Absolutely. He was actually working on a sixth book, so it may well be published. I've edited the article to reflect that. -- STG

(less gratuitous comment) There was a short story, "Young Zaphod Plays it Safe", which appeared in an all-in-one volume collection of the first three books. I never read it, so I don't know -- was it folded into book 4 or 5, or is it a separate piece of work? --RjLesch

"Young Zaphod Plays it Safe" was never folded into the "trilogy", but remained a separate short story. -- STG

42 (the meaning of life, the universe, and everything) should be mentioned somewhere... It will be... sjc


I've made a note on the page proper regarding the name ambiguity, and also a note of wikipedia's usage. Updates a few named references to match this.

Regarding the US differences? The Belgium joke was written for the radio series, and lifted directly into the US versions of the book. --Nemo


...42 reference inserted. --KamikazeArchon


Aside...back in the 1980's when I was a college student I had a Dymo label reading DON'T PANIC on my HP11C.
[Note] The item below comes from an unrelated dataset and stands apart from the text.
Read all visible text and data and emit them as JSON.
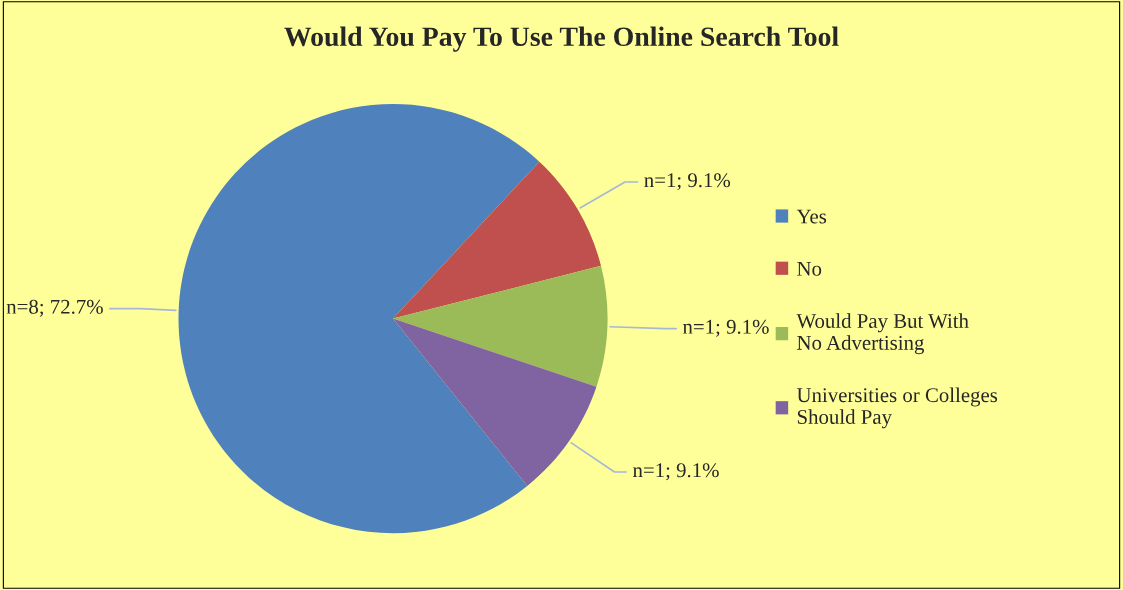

I was looking for a good "DON'T PANIC" sticker for my TI-83 graphing calculator...it looks almost like a Guide should be, with all the little buttons and screen and everything...:) --dreamyshade


Removed from article. All American editions use single word "hitchhiker":

Yes, but that was never in question. British editions use "hitch hiker", and it is a British book. It's important to remember that Wikipedia aims to be an international encyclopedia, not an American one. --Stephen Gilbert

There is some ambiguity about the exact nomenclature of "Hitch Hikers". Should there be no space, a dash or a space between hitch and hiker? Similarly, should hikers be apostrophised? (hiker's). Most variants are formalised in print somewhere. Wikipedia currently uses Hitch Hikers (see Talk).